Negli anni Artemisia raffina e elabora la sua
tecnica pittorica, prediligendo realismo, tinte violente e magistrali giochi di
luce. Appartengono al periodo fiorentino le opere “Conversione della Maddalena”
e “Giuditta con la sua ancella “ e la seconda versione di “Giuditta che decapita Oloferne” , la prima versione era stata dipinta con “rabbia” tra il 1612 e il
1613 ed è impressionante per la violenza che emana.
Nonostante il successo, il
periodo fiorentino è tormentato da problemi finanziari e dunque, un poco per
sfuggire ai creditori e un po' per sfuggire alla convivenza con il marito,
Artemisia torna nel 1621 a Roma, ma non coabiterà con il padre che in quel
periodo vive a Genova.
Molti sono gli amanti che si attribuiscono a Artemisia
Gentileschi anche se pare che il suo grande amore fosse il musicista Nicholas
Lanier al quale è forse da attribuire la paternità della figlia Francesca, nata
intorno al 1627.
A Roma intanto è crescente il successo del classicismo e delle
ispirazioni barocche di Pietro da Cortona e Artemisia entra a far parte
dell'Accademia dei Desiosi (Inaugurata nel 1624 da Agostino Mascardi e aperta a
poeti e teorici del nuovo gusto barocco ).

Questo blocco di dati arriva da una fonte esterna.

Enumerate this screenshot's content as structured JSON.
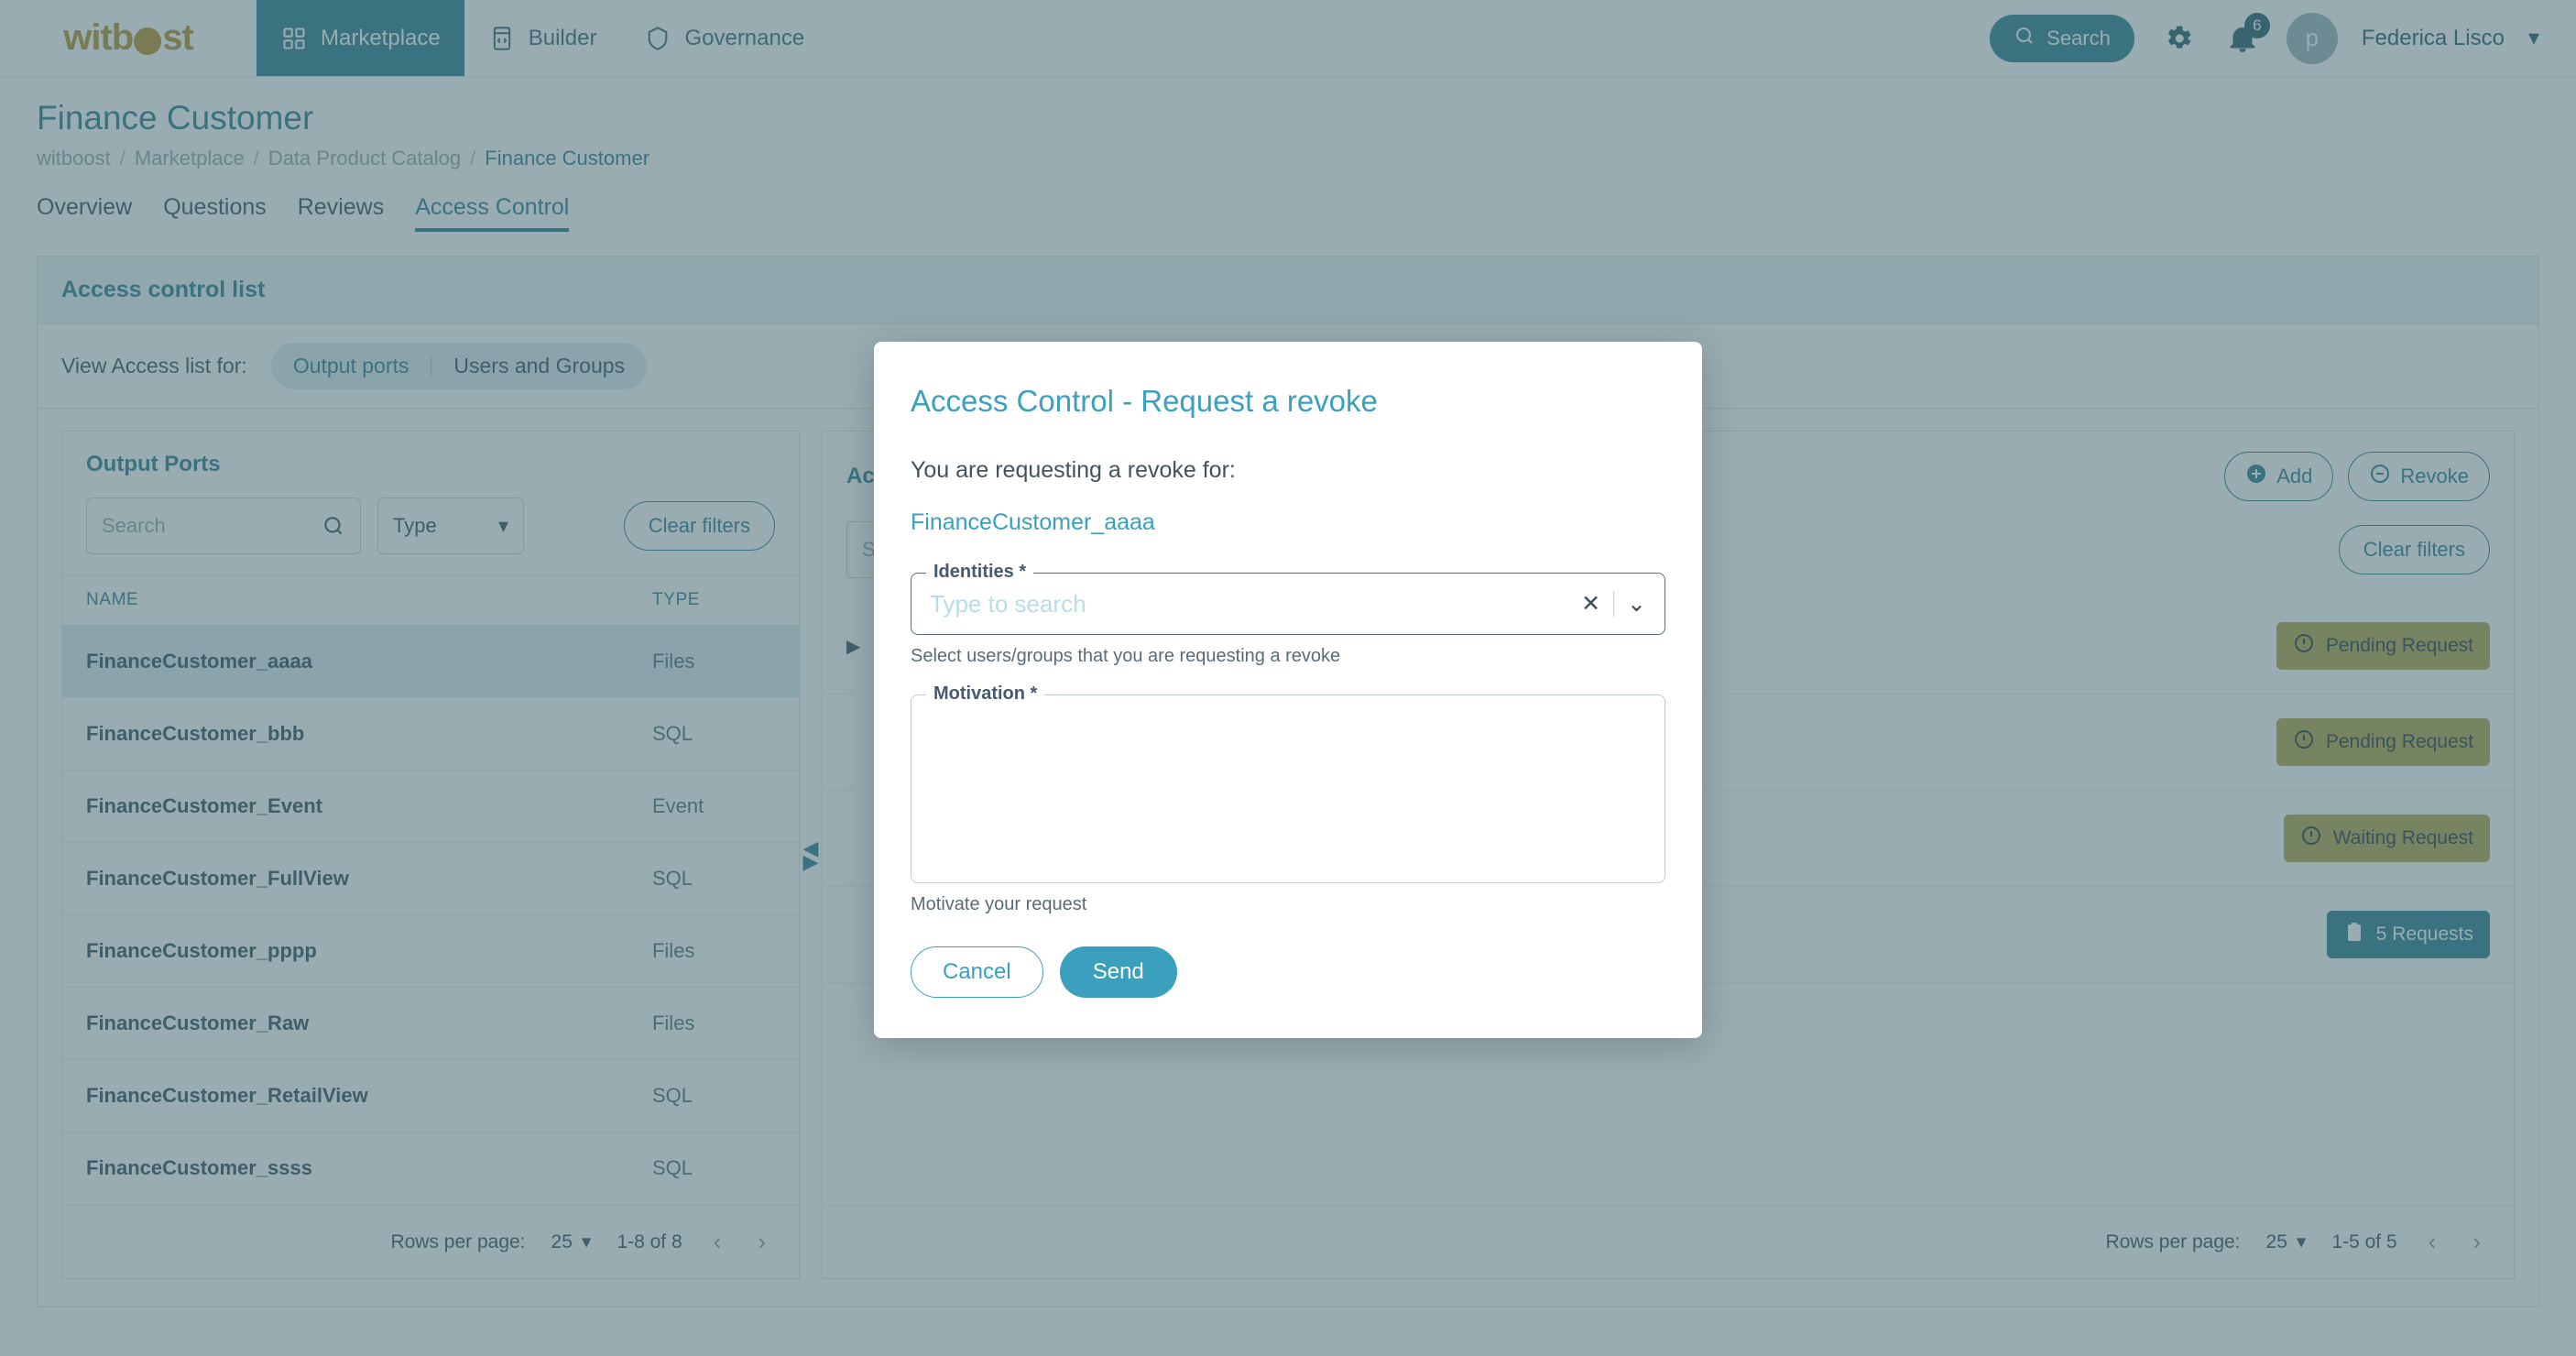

In questo periodo Artemisia conosce
anche il collezionista Cassiano dal Pozzo, ma ciò nonostante le commesse non
sono numerose, a lei sono comunque precluse le grandi opere e le grandi pale
d'altare, così intorno al 1629 cambia nuovamente città, stabilendosi a Venezia.

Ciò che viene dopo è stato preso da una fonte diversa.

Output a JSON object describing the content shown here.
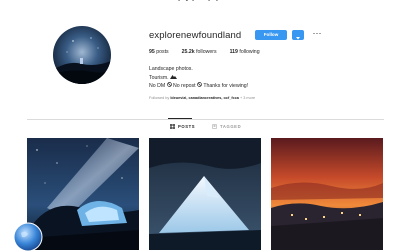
{
  "profile": {
    "username": "explorenewfoundland",
    "follow_label": "Follow",
    "more_label": "···"
  },
  "stats": {
    "posts_count": "95",
    "posts_label": "posts",
    "followers_count": "25.2k",
    "followers_label": "followers",
    "following_count": "119",
    "following_label": "following"
  },
  "bio": {
    "line1": "Landscape photos.",
    "line2_text": "Tourism. ",
    "line3_no_dm": "No DM",
    "line3_no_repost": "No repost",
    "line3_thanks": "Thanks for viewing!"
  },
  "followed_by": {
    "prefix": "Followed by ",
    "names": "bleuevizi, canadiancreatives, ocf_fcca",
    "suffix": " + 3 more"
  },
  "tabs": [
    {
      "label": "POSTS",
      "active": true
    },
    {
      "label": "TAGGED",
      "active": false
    }
  ],
  "colors": {
    "accent": "#3897f0",
    "muted": "#8e8e8e"
  },
  "icons": [
    "grid-icon",
    "tag-icon",
    "more-icon",
    "chevron-down-icon",
    "no-entry-icon",
    "mountain-icon",
    "globe-icon"
  ]
}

Risalgono al periodo veneziano le opere: “Giuditta con la sua ancella”, il
“Ritratto di gonfaloniere”, “la Venere dormiente”
e “Ester e Assuero”.
Tuttavia la vita di Artemisia, come quella di tanti grandi
maestri pittori, è caratterizzata da continui spostamenti e nel 1630, troviamo
Artemisia a Napoli dove realizza “L'Annunciazione”, la “Nascita di San Giovanni
Battista”, “Corisca e il satiro” e instaura buoni rapporti con il Duca d'Alcalà
e un'ottima collaborazione artistica con il pittore casertano Massimo Stanzione.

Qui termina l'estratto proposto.